Ralph died, still excommunicated, in 1074 and was buried in the church of Saint-Pierre in Montdidier. Since Montdidier had rightfully belonged to Ralph's abandoned second wife, and the count of Vermandois also had a claim, Pope Gregory VII requested that his body be moved. His son Simon had it removed to the priory of Saint-Arnoul at Crépy. The sight of his father's decaying corpse is said to have motivated Simon to first contemplate the vanity of seeking after worldly glory. In 1077, he retired to become a monk at Saint-Oyend. The Vita beati Simoni comitis Crespeiensis (Life of Blessed Simon, Count of Crépy), a hagiography written by an anonymous monk of Saint-Oyend in the generation after Simon's death, is an important source for Ralph's life. Since Ralph's eldest son, Walter, had died before him, all his lands passed to Simon.

Ralph himself began his career with only one county owing homage to the count of Troyes and ended it with seven counties and a further seven owing homage to him. France was more stable in the eleventh century than the tenth, and in the first century of Capetian rule relatively fewer noblemen than in the previous century were successful at building up principalities by a combination of inheritance, marriage, usurpation and force. Jean Dunbabin argues there were only two such ephemeral principalities formed in the eleventh century: Ralph's northern principality and a southern one forged by the marriage of Robert II of Auvergne and Bertha of Rouergue in 1064/66. After Ralph's death, Robert II tried to arrange a marriage between his daughter Judith and Ralph's son, but the arrangements fell through when Simon became a monk and Judith a nun.

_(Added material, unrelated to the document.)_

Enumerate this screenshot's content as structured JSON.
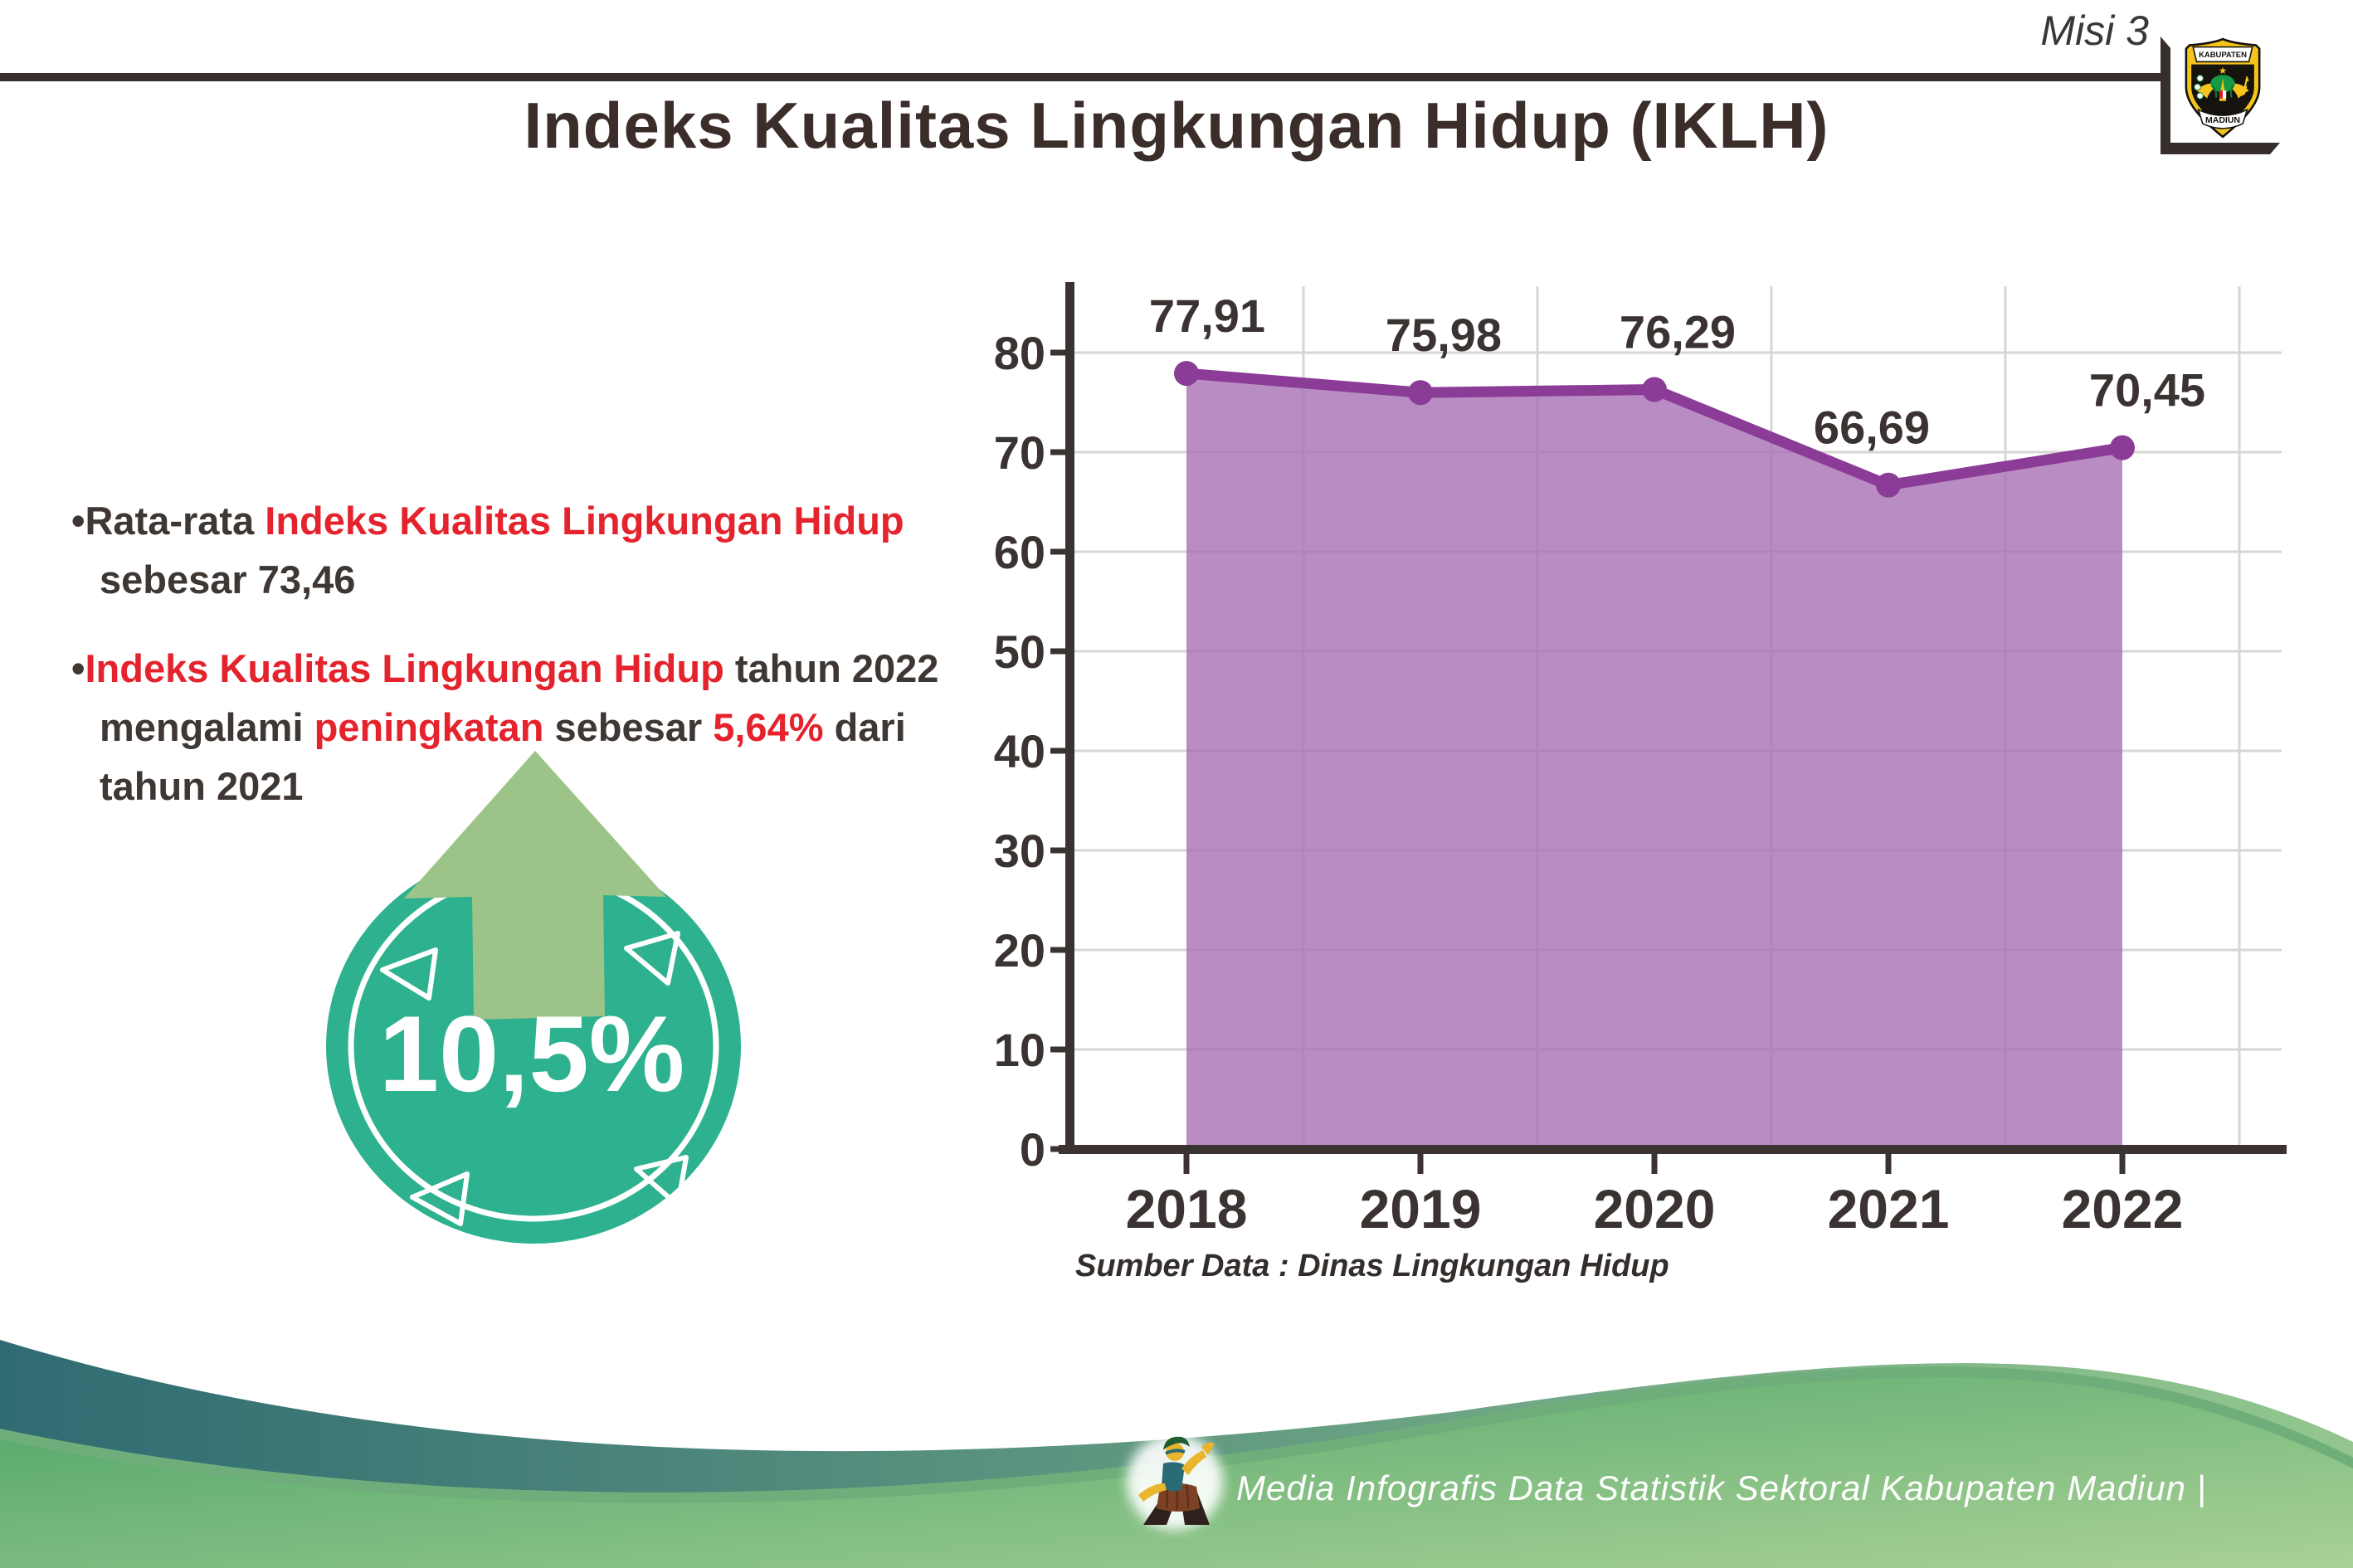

The breakup of Ralph's principality followed quickly on his death. His stepson Hugh claimed a part of his lands, sparking a war with Simon in which the king took part as Hugh's ally. In the end, "Ralph's budding principality", "the nearest approximation to a principality to emerge" in Picardy, was broken up. The crown acquired Vexin and the advocacies of Corbie and Saint-Denis, Amiens returned to the bishop and Simon granted his brother-in-law Herbert of Vermandois both Valois and Montdidier. These then passed on Herbert's death in 1080 to his daughter, Adelaide, who married Simon's step-brother Hugh, brother of the king. Much of the counties of Amiens and Valois had belonged to the county of Vermandois in the tenth century.

The monk Guibert of Nogent, whose father fought at Mortemer, wrote in the first quarter of the twelfth century that he had spoken to many who had known Ralph. According to the monk, "They can say to what degree he increased his power, what authority he acquired and what despotism he used. If he found a castle convenient to him, he besieged it. Site attacked, site taken: so great was his ability in the art of sieges. Of all the places he took, he never returned one. His birth gave him an illustrious rank among the great lords of the kingdom."